3) Also visit other “frugal” sites like http://www.stretcher.com/ –there are others, too, and you can find any you need at google.com

4) Several sites have a calculator that lets you figure what you REALLY make after expenses; day care; tax bracket adjustment; additional mileage which affects maintenance, gas, & car insurance; meals at work; clothing for work; and other things.

5) Consider whether you may have a talent you could parlay into extra funds, like sewing, writing, etc. from home.

6) Do everything you can from now on to cut expenses and save money. Try to implement all the frugal tips you can and see how much money you can put into savings (or pay off high-interest credit) before the baby is born. You may be able to live on one person’s check for several months, for instance.
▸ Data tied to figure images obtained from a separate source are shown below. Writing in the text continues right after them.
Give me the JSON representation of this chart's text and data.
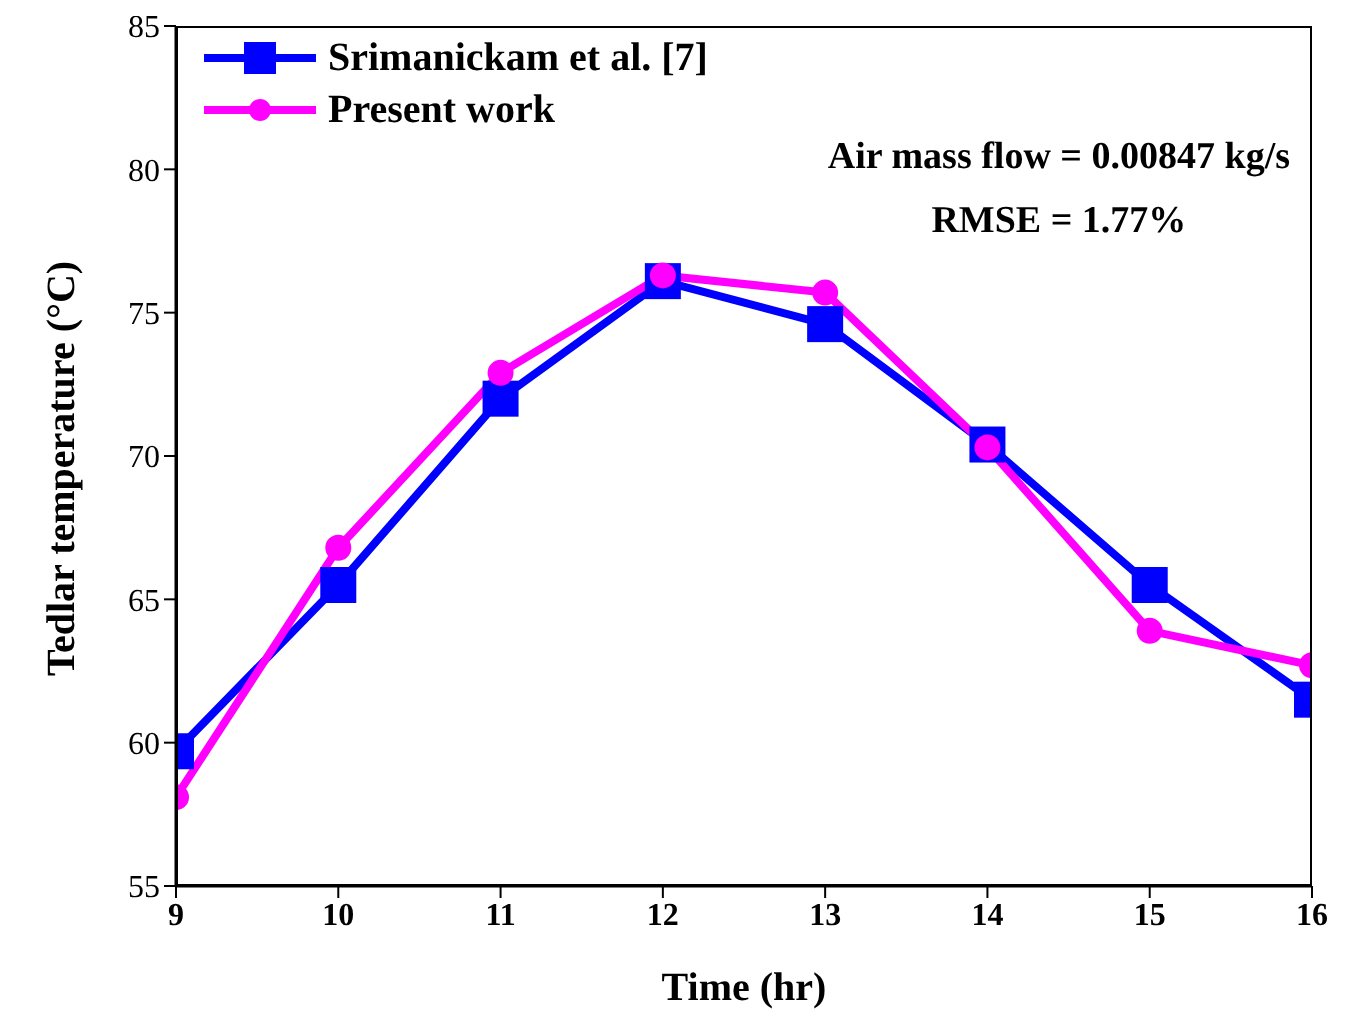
{
  "chart_data": {
    "type": "line",
    "xlabel": "Time (hr)",
    "ylabel": "Tedlar temperature (°C)",
    "x": [
      9,
      10,
      11,
      12,
      13,
      14,
      15,
      16
    ],
    "series": [
      {
        "name": "Srimanickam et al. [7]",
        "color": "#0000ff",
        "marker": "square",
        "values": [
          59.7,
          65.5,
          72.0,
          76.1,
          74.6,
          70.4,
          65.5,
          61.5
        ]
      },
      {
        "name": "Present work",
        "color": "#ff00ff",
        "marker": "circle",
        "values": [
          58.1,
          66.8,
          72.9,
          76.3,
          75.7,
          70.3,
          63.9,
          62.7
        ]
      }
    ],
    "xlim": [
      9,
      16
    ],
    "xticks": [
      9,
      10,
      11,
      12,
      13,
      14,
      15,
      16
    ],
    "ylim": [
      55,
      85
    ],
    "yticks": [
      55,
      60,
      65,
      70,
      75,
      80,
      85
    ],
    "annotations": [
      "Air mass flow = 0.00847 kg/s",
      "RMSE = 1.77%"
    ],
    "legend": "top left",
    "grid": false,
    "line_style": "solid"
  }
}
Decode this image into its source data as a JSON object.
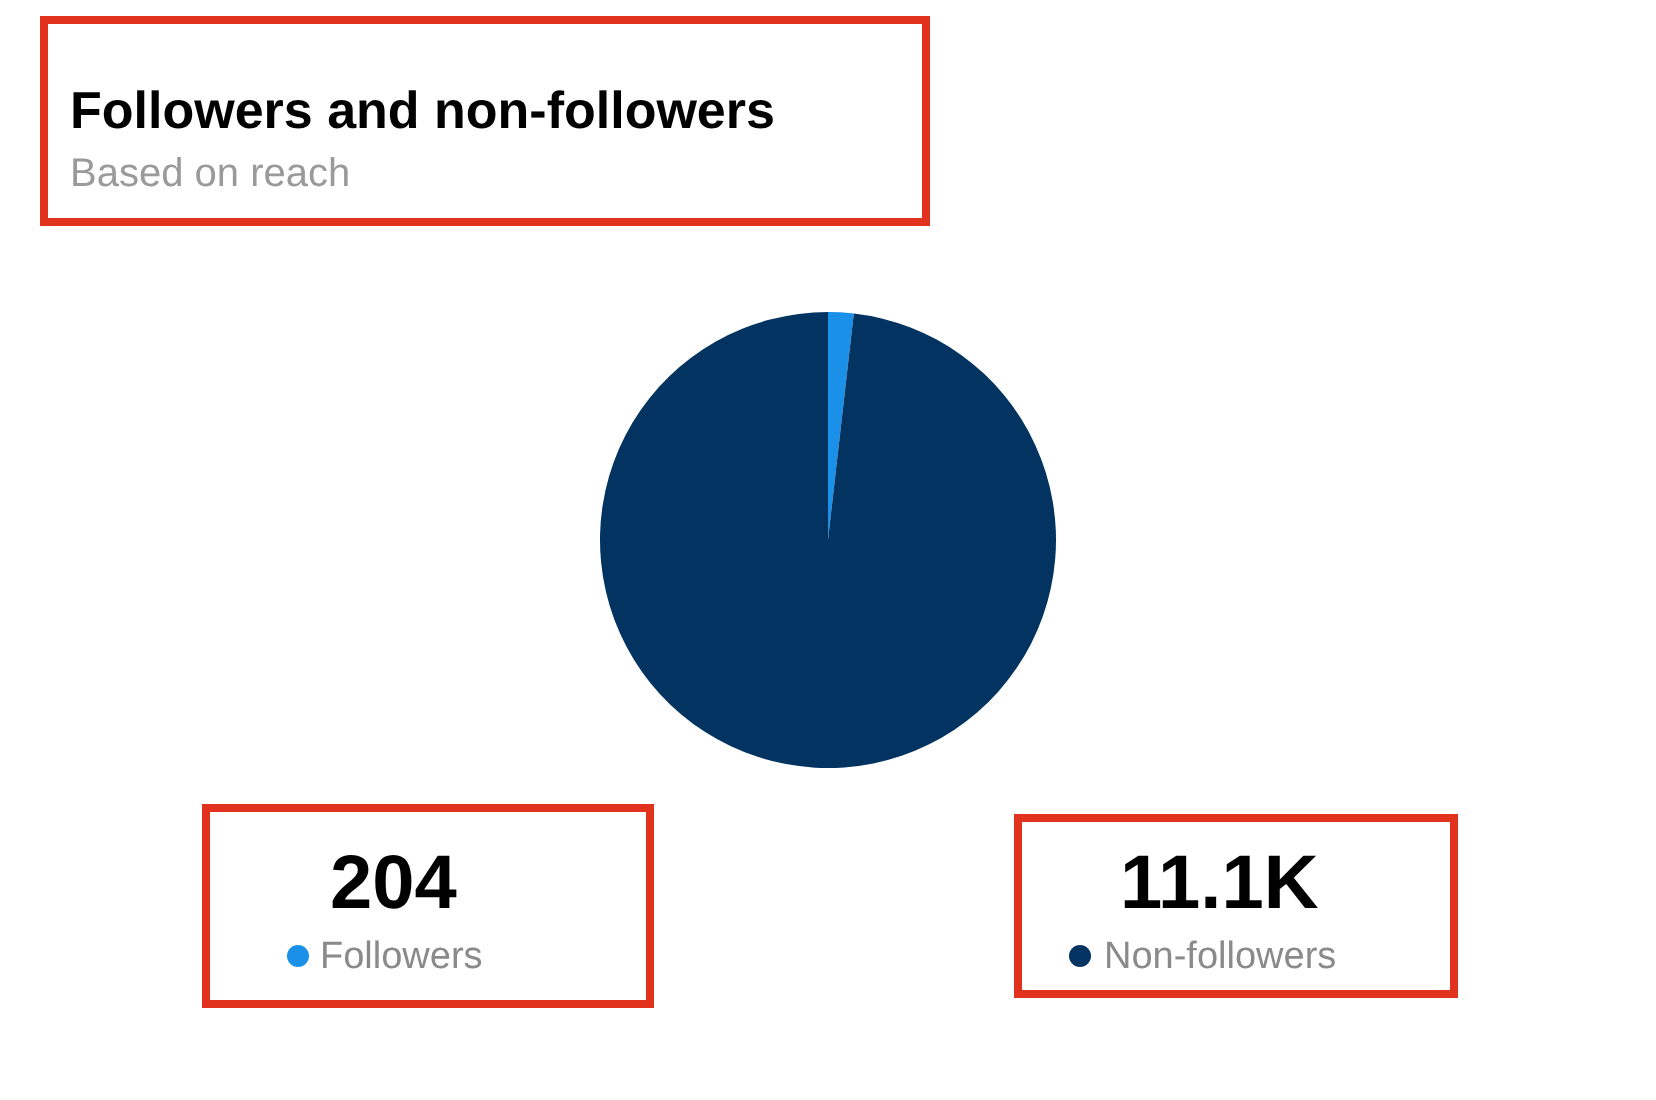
{
  "chart_data": {
    "type": "pie",
    "title": "Followers and non-followers",
    "subtitle": "Based on reach",
    "categories": [
      "Followers",
      "Non-followers"
    ],
    "values": [
      204,
      11100
    ],
    "colors": [
      "#1a90e8",
      "#023361"
    ],
    "value_labels": [
      "204",
      "11.1K"
    ],
    "legend": "bottom"
  }
}
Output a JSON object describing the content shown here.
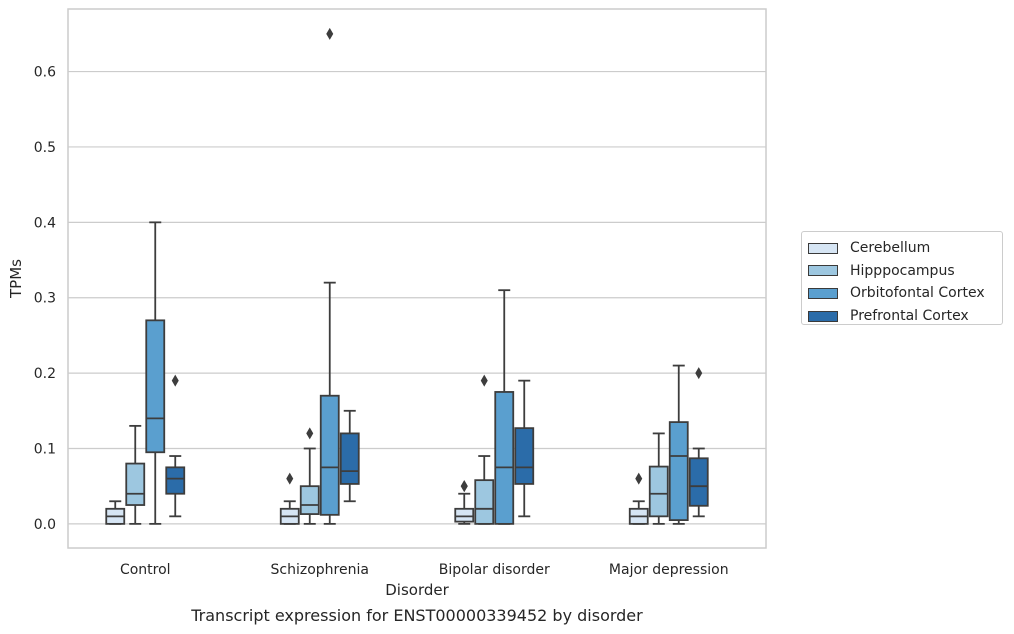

7) Don’t go overboard buying for baby. You will have a shower, probably, and will most likely not need to buy much for the baby in the way of clothes for quite some time. Stick with neutrals, shop second-hand (babies almost never wear clothes out), yard sales, and the like. You may find you don’t need a changing table or a small diaper bag, and can make do with other items.

8) Breastfeed. I can’t over-emphasize the benefits. Though you aren’t a villain if you bottle-feed, you and your child will reap benefits other than saving money – big boosts to health, after-baby weight loss, and the like. Also check on WIC; with only your husband’s income, you may qualify, and it can be a big help to the grocery bill.

9) Read, read, read. I can think of all the Tightwad Gazette books, and anything by Mary Hunt, and the folks on this list can give you many more ideas.